Brian Hemstreet, Pharm.D., FCCP, BCPS, received both his B.S. degree in pharmacy and his Pharm.D. degree from the Albany College of Pharmacy and Health Sciences in Albany, New York. He then completed residencies in pharmacy practice and adult internal medicine at the Medical University of South Carolina in Charleston, South Carolina. From 2000 to 2013, he was a member of the faculty at the University of Colorado Skaggs School of Pharmacy and Pharmaceutical Sciences. During this time, he maintained a clinical practice as a member of an interdisciplinary inpatient adult medicine team at the University of Colorado Hospital in Aurora, Colorado. From 2008 to 2013, he also directed the school’s Pharmaceutical Care Learning Center, an active learning laboratory used to simulate and assess clinical pharmacy practice scenarios. In January 2014, he then joined the faculty at the Regis University School of Pharmacy, where he served as assistant dean for student affairs until June 2018. The following month, he rejoined the faculty at Skaggs School of Pharmacy, where he currently serves as professor and associate dean for student affairs.
Hemstreet has always been passionate about the sciences and helping others. While growing up in rural Upstate New York, he had draft horses and lived in a farming community, with plans to pursue veterinary medicine. However, his plans changed when he shadowed an older cousin in a community pharmacy and learned of the pharmacist’s role on the health care team. Later, as a student pharmacist, he became passionate about clinical pharmacy in the acute care setting, as well as teaching after serving as a teaching assistant for the school’s pharmaceutics course. During residency, he focused on inpatient adult medicine, which ultimately led to his first position as a clinical faculty member at the University of Colorado.
Now as associate dean for student affairs, Hemstreet oversees the Office of Student Services at the Skaggs School of Pharmacy. The office includes nine staff members devoted to a variety of areas, including outreach and recruitment, admissions, career services, student wellness, and student academic and professional support. He works extensively with the school’s student leadership and oversees the school’s student council and other student organizations. In addition, he collaborates with the other health care training programs at the Anschutz Medical Campus on various interprofessional initiatives. Moreover, he continues to teach in the area of GI therapeutics in the school’s on-campus and online programs.
Hemstreet uses several strategies to create an inclusive and cohesive work environment. For instance, he ensures every member of the team clearly understands their roles and responsibilities and how their efforts fit into the goals of the team. Furthermore, he ensures that team members are familiar with other team member roles, thus allowing everyone to know the individuals they can go to for specific questions and limiting confusion. Meeting with his team regularly one-on-one and as part of a group promotes good lines of communication and allows for frequent team building and development. Team members always have permission to speak constructively about concerns and to seek help from the team in managing any challenging situation that might arise.

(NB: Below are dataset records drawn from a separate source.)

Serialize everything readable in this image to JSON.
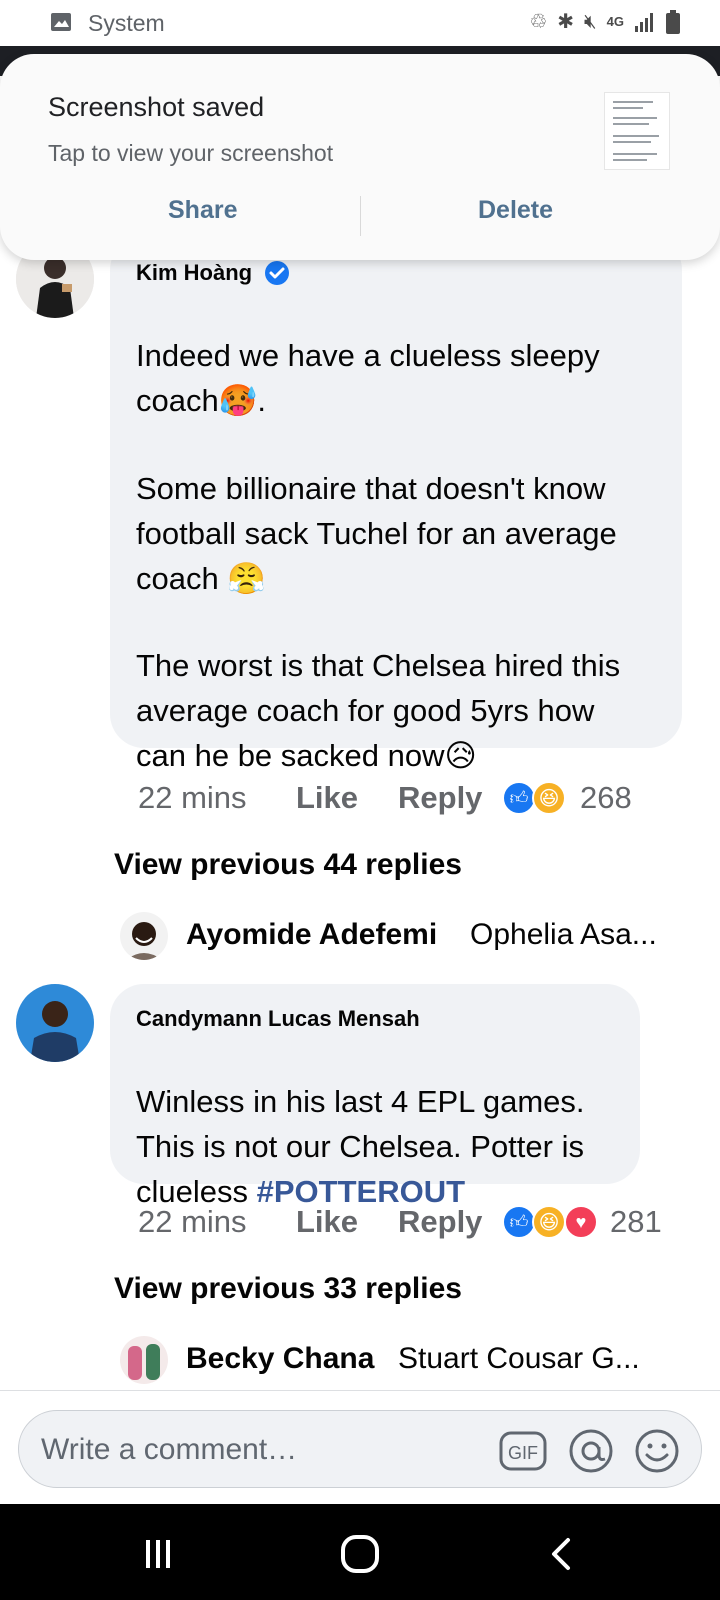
{
  "status_bar": {
    "label": "System",
    "icons": [
      "recycle-icon",
      "bluetooth-icon",
      "mute-icon",
      "4g-icon",
      "signal-icon",
      "battery-icon"
    ],
    "network": "4G"
  },
  "notification": {
    "title": "Screenshot saved",
    "subtitle": "Tap to view your screenshot",
    "share_label": "Share",
    "delete_label": "Delete"
  },
  "comments": [
    {
      "author": "Kim Hoàng",
      "verified": true,
      "text_p1": "Indeed we have a clueless sleepy\ncoach",
      "emoji_1": "🥵",
      "text_p1_end": ".",
      "text_p2": "Some billionaire that doesn't know\nfootball sack Tuchel for an average\ncoach ",
      "emoji_2": "😤",
      "text_p3": "The worst is that Chelsea hired this\naverage coach for good 5yrs how\ncan he be sacked now",
      "emoji_3": "😥",
      "time": "22 mins",
      "like_label": "Like",
      "reply_label": "Reply",
      "reaction_count": "268",
      "reactions": [
        "like-icon",
        "haha-icon"
      ],
      "view_previous": "View previous 44 replies",
      "preview_name": "Ayomide Adefemi",
      "preview_text": "Ophelia Asa..."
    },
    {
      "author": "Candymann Lucas Mensah",
      "verified": false,
      "text": "Winless in his last 4 EPL games.\nThis is not our Chelsea. Potter is\nclueless ",
      "hashtag": "#POTTEROUT",
      "time": "22 mins",
      "like_label": "Like",
      "reply_label": "Reply",
      "reaction_count": "281",
      "reactions": [
        "like-icon",
        "haha-icon",
        "love-icon"
      ],
      "view_previous": "View previous 33 replies",
      "preview_name": "Becky Chana",
      "preview_text": "Stuart Cousar G..."
    }
  ],
  "composer": {
    "placeholder": "Write a comment…",
    "gif_label": "GIF",
    "icons": [
      "gif-icon",
      "mention-icon",
      "emoji-icon"
    ]
  },
  "colors": {
    "bubble": "#f0f2f5",
    "link_blue": "#385898",
    "like_blue": "#1877f2",
    "love_red": "#f33e58",
    "notif_button": "#50718f"
  }
}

Hemstreet also sees advocacy as an often-overlooked, intimidating, but important area to get involved with.
I believe getting directly involved in local advocacy efforts is a great way to gain some experience and learn about the processes involved. In most instances, your local or state pharmacy association is involved with legislative efforts that impact various aspects of pharmacy practice.
He highlights multiple ways to get involved in advocacy, including writing letters to your local and national representatives, participating in your state’s Legislative Day to speak directly with legislators on current issues, and testifying on state boards on behalf of the profession. Moreover,
If you can couple these efforts with an area of pharmacy that you are passionate about, that only makes the outcomes more rewarding. Overall, any form of advocacy that directly showcases the impact that pharmacists have on patient care serves the greater good of the profession.
Besides advocating for the profession and supporting pharmacy students, Hemstreet can be seen riding his bicycle throughout the Denver area with his Masters Cycling Team or skiing the slopes with his two high school–aged children. Since the COVID pandemic began, he has also been learning to play the guitar. What’s more, he and his wife share a love of science fiction, as evidenced by the names of their dogs: Riddick and Ripley.
Hemstreet’s advice to trainees and pharmacists is “to get involved early with ACCP organizational service,” which, he notes, “may be as simple as volunteering for a committee, serving as a mentor to others, or contributing to a PRN newsletter or social media post.” Showing the willingness to serve “will often lead to other larger opportunities within the organization.” Also, he writes,
Attend national meetings. Networking at meetings is an invaluable aspect of participating in national organizations and has benefited me greatly in building long-lasting relationships with colleagues across the country and around the world.